The Goofy Game Golf of Searching for the Answer

An unexpected new course was added this week, as I was able to get in 5 rounds. We went back to Blackhawk in Beaver Falls, Pa. about a 45 minute drive. This is the course that has 36 holes and each nine is named 1 2 3 and 4. This is where we finished the front nine in one hour and twenty seven minutes and they told us we would have to speed up. I thought I would never go back but my friend Andy suggested we play there and this time the 36 holes worked out and we played nines 1 through 4. I have to admit I really liked playing the 2 courses and the greens were in great shape running a nice 7 on the stimp and were very smooth. This course features a lot of short par 4’s but has some nice par 3’s and a couple of really long par 5’s. Course 1 and 2 played 6100 yds. and course 3 and 4 played 6300 yds. They both played to a par of 72. Neither one of us played very well as I shot two 81’s and Andy shot 81 and 83. I had already had a hot dog there and really didn’t feel like having another one. Now let me take a deep breath as I write these numbers down, 81, 81, 80, 80, and one final 80. The definition of consistently lousy. I am through with mental madness and have replaced it with I don’t give a shit. This winter I will go through some of these mental experiments but lets just say for now they have failed miserably. It’s back to drawing board and another beautiful week ahead. At least we got course number 92 in and the search will continue, at least for now.

 

The Goofy Game of Golf Searching for the Answer

This week was very active with four rounds played with mostly just blah play, shooting 79, 79, 75, and 79. Some progress made with the putter and a little with the short game but nothing to get excited about. Todays round was interesting because of the raw conditions. We played with a steady light misty rain and enough wind to make 55 degrees feel a hell of a lot colder. Since I have been working on the mental game a little more here are a couple of ideas from other sources. Let me just quote the first one.

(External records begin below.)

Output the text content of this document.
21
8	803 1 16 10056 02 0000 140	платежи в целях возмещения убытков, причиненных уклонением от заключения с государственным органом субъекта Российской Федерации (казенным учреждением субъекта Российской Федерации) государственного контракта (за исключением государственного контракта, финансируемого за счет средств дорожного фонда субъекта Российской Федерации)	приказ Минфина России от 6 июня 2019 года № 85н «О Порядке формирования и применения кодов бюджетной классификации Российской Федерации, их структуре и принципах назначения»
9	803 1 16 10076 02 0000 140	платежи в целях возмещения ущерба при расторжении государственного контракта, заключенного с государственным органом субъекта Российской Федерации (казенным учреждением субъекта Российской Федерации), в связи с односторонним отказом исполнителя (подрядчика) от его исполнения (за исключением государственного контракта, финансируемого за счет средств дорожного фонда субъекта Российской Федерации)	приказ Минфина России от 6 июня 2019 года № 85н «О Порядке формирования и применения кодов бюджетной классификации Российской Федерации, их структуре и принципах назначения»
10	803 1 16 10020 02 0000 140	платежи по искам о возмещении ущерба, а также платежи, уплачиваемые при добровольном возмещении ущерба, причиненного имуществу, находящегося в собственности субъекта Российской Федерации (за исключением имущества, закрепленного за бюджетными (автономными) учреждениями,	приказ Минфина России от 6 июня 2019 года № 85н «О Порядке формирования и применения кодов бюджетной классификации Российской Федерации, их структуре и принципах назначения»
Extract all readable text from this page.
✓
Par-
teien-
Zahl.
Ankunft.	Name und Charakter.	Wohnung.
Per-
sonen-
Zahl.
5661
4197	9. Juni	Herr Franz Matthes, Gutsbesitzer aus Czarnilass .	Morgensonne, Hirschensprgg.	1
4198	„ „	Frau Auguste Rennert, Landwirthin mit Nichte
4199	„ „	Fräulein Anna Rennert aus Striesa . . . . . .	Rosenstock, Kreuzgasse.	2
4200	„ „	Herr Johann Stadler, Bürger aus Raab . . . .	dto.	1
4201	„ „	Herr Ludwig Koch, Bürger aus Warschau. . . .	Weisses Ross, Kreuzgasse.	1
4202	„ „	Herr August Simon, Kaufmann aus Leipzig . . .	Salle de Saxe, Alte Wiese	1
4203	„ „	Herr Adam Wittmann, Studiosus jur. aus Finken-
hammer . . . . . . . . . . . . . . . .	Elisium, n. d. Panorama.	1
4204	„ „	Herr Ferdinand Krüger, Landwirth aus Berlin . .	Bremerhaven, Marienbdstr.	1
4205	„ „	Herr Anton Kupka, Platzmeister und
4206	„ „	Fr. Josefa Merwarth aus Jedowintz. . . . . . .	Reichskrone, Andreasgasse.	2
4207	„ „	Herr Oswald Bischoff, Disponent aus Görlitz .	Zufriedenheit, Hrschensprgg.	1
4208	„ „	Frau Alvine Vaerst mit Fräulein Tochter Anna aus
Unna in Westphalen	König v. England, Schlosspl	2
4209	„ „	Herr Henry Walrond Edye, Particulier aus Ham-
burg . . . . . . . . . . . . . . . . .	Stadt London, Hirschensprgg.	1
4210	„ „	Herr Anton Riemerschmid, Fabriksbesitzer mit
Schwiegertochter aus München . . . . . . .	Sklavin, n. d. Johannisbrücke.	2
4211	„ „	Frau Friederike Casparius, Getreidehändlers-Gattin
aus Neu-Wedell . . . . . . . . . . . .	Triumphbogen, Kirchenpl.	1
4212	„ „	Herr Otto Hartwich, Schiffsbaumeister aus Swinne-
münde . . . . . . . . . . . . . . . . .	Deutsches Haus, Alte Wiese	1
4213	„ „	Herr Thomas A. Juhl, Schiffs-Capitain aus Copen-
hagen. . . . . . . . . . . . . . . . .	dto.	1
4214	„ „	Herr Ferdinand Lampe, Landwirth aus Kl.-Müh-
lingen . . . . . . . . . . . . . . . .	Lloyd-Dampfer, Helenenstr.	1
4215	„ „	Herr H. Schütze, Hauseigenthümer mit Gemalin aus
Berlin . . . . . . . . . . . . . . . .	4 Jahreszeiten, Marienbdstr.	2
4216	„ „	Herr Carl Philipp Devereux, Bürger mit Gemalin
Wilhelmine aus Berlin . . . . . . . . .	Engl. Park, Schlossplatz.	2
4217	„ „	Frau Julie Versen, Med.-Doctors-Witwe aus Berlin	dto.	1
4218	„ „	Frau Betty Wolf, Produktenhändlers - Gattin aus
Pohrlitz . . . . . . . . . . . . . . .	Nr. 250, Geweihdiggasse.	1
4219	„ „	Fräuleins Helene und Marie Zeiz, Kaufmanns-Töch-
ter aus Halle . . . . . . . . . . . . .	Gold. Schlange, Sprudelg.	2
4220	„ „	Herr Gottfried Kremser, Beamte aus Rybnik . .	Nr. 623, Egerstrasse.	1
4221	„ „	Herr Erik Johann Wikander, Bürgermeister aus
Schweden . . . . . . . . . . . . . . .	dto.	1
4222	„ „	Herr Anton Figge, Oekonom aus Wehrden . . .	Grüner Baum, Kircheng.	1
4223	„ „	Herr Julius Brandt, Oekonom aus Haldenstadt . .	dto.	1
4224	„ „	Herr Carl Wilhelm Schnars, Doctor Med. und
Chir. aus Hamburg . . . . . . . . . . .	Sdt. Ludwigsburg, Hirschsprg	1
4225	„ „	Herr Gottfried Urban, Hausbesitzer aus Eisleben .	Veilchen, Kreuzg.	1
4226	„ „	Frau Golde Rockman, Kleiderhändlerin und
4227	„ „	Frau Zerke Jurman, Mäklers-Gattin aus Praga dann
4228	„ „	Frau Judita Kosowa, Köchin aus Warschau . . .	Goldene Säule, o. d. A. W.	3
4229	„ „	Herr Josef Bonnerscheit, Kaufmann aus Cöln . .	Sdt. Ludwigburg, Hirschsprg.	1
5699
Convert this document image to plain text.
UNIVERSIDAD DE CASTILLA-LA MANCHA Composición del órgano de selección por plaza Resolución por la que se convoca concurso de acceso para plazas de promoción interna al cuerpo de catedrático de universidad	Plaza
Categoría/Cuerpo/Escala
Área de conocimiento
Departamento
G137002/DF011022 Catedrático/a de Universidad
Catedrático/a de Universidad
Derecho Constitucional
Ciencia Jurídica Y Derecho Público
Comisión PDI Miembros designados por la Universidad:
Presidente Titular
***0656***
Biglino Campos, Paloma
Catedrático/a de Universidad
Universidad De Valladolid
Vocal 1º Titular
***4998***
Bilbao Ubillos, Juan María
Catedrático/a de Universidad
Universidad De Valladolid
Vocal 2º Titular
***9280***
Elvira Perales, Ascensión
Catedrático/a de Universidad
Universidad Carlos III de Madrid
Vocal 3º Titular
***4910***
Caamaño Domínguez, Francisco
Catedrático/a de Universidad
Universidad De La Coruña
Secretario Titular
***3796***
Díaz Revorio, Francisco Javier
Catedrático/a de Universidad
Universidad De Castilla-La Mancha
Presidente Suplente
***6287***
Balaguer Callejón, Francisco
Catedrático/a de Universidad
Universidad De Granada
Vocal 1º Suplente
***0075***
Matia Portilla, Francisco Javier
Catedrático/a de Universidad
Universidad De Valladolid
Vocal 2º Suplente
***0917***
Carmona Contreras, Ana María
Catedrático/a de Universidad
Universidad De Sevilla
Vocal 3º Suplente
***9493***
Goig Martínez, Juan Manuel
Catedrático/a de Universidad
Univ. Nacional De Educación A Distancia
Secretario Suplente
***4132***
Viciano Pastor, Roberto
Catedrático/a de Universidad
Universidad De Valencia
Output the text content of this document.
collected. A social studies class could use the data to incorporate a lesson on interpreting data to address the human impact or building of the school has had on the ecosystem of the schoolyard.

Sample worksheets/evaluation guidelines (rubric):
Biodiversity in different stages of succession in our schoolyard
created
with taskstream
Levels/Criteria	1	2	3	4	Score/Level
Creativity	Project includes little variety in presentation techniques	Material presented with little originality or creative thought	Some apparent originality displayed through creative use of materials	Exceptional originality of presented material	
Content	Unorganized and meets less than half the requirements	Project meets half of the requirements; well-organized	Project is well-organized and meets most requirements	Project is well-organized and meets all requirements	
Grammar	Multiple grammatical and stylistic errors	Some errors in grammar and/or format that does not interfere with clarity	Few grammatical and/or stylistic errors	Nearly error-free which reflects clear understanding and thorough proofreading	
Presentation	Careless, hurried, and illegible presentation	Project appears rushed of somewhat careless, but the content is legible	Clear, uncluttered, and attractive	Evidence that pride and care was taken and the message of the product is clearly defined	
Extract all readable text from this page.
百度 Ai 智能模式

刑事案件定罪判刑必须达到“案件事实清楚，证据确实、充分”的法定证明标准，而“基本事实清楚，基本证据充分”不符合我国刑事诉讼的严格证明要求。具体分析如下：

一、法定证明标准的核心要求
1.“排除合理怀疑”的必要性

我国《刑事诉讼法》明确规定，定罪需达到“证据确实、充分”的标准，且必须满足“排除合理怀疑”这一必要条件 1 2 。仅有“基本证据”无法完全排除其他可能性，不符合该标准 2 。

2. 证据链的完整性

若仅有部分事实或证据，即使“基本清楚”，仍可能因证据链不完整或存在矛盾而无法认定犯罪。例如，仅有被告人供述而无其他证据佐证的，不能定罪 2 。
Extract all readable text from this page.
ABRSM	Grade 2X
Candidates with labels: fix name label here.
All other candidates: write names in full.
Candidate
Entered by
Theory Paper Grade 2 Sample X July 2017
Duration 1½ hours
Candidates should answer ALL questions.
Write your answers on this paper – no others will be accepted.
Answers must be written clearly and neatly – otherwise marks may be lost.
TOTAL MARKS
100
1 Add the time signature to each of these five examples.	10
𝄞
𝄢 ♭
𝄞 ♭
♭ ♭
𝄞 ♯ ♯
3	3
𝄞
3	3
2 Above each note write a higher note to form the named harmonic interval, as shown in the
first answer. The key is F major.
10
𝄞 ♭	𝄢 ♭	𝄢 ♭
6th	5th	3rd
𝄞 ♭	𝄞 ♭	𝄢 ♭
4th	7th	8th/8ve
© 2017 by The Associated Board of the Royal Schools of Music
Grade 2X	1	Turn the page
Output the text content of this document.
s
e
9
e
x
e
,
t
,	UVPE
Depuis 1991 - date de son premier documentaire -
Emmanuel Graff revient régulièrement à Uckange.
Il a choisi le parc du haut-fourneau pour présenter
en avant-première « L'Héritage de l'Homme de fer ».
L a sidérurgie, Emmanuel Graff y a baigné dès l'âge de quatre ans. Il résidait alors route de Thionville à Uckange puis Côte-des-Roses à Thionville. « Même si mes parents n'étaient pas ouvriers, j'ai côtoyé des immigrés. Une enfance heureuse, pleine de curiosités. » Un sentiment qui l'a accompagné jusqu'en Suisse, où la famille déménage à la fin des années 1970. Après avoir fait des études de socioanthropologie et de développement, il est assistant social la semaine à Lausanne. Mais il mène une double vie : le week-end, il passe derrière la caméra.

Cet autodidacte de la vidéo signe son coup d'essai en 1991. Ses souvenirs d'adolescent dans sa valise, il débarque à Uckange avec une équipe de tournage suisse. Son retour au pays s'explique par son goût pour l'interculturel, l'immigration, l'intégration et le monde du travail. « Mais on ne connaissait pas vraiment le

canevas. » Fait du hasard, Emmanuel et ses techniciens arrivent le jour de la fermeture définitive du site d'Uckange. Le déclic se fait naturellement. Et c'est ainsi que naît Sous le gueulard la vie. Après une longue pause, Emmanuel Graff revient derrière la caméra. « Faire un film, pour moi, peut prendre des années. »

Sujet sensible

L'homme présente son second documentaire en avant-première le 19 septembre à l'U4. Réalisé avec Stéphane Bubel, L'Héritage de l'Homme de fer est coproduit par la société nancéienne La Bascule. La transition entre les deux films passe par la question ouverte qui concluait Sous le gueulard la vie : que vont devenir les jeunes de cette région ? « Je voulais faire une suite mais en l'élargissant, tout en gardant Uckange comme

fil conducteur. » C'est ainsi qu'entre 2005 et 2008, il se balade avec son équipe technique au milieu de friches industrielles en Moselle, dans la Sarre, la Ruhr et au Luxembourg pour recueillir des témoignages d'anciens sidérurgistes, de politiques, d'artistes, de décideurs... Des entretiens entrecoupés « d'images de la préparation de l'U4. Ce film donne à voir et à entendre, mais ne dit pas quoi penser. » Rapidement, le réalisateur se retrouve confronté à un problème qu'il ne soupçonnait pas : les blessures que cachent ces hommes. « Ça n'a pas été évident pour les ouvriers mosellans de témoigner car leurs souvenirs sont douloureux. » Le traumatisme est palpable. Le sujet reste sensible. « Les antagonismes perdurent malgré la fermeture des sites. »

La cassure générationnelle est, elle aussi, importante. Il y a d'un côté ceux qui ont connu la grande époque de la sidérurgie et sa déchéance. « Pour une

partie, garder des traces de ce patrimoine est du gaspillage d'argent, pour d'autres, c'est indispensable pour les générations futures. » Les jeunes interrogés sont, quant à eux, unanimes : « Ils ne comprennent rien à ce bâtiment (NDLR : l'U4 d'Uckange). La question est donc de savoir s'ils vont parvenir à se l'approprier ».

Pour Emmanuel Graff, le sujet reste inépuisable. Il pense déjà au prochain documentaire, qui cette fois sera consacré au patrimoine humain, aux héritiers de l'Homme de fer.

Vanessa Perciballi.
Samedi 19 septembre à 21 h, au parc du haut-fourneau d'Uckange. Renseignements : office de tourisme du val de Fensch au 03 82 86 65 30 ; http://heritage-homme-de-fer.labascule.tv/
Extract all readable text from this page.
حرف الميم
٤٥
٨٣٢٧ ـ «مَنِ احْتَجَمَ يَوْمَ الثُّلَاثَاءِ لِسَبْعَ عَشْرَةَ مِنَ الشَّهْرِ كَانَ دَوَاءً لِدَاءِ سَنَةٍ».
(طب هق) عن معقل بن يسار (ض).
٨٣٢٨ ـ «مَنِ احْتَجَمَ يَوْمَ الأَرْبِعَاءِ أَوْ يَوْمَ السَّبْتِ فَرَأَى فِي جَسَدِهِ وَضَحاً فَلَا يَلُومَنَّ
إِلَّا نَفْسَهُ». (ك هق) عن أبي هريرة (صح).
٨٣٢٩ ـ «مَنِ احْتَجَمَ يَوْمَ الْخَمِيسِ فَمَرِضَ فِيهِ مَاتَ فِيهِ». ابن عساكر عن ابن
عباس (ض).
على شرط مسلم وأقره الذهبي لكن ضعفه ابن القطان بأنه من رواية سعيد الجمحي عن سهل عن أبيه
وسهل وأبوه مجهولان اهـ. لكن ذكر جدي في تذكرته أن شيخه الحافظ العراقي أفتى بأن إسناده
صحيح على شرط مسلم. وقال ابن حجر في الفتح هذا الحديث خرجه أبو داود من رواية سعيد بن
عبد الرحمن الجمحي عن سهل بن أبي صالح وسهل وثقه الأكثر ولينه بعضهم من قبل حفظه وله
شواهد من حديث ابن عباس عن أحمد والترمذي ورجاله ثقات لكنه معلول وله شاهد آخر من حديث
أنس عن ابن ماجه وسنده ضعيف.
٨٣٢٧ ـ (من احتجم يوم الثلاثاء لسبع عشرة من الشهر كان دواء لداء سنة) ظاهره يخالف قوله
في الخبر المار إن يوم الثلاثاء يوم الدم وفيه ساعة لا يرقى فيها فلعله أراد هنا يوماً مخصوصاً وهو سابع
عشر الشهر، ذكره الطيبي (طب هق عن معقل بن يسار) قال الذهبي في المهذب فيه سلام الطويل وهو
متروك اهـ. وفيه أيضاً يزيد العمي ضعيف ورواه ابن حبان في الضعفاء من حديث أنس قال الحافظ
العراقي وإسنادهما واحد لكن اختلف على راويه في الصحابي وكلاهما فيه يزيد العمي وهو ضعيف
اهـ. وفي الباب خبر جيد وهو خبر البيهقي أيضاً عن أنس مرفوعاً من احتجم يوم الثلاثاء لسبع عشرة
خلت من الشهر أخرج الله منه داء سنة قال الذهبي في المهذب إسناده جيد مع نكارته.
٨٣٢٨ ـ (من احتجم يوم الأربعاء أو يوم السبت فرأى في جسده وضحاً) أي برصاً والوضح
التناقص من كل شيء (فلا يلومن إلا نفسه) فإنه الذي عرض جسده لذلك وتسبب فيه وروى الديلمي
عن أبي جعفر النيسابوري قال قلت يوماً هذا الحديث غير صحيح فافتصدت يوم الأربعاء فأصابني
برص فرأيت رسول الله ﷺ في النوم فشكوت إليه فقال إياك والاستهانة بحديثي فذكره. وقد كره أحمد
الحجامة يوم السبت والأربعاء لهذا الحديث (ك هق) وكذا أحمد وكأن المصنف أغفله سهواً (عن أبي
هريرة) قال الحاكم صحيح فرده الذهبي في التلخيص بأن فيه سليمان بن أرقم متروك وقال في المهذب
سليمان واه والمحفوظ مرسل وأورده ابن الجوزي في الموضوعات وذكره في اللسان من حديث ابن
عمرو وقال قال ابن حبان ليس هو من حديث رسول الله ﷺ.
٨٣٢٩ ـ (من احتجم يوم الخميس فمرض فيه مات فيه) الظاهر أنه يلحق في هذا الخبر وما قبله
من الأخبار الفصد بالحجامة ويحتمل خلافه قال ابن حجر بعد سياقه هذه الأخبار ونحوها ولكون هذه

You don’t mean to say you hit the ball with a blank mind?

Yes I do. That is, as far as any part of the stroke is concerned. If I am hitting the ball with a blank mind and a driver I am conscious of thinking how far I want it to go. If I am swinging another club, I think about how far I want the ball to go and what I want it to do when it gets there-roll a bit , or stop short. But as to the stroke, I don’t think about it, section by section, and I don’t believe anybody else does or can. Certainly I never try to teach a pupil to do this or that, at a certain part of the swing. Swing right, and keep your blank mind as much as you can on the shot. Do your thinking before you start your swing.

I wonder if anyone out there  knows who gave such great advice and what year he gave it. One clue: It came from a magazine article but this clue could be misleading. Pretty deep huh.  Another mental philosophy comes from the book Quantum Golf written in 1991 by Kjell Enhager. It is a quirky little book written about of all things a frustrated golfer(do they actually exist) who is about to quit the game. But his pro who is feeling sorry for him  suggests he goes see this reclusive pro and learn Quantum Golf. I highly recommend this if for nothing else it is highly entertaining. The book talks about visualizing the shot.

Once you have a very clear image of what you want to do, then simply let it go forget it. This is called Quantum Vision.

Next week I am headed for San Diego to those quantum grandkids of mine and golf will be put on the back burner. I will reveal the answer of who was the giver of such great advice and maybe getting away for awhile will help me explore the many caverns of the brain. Have a good week.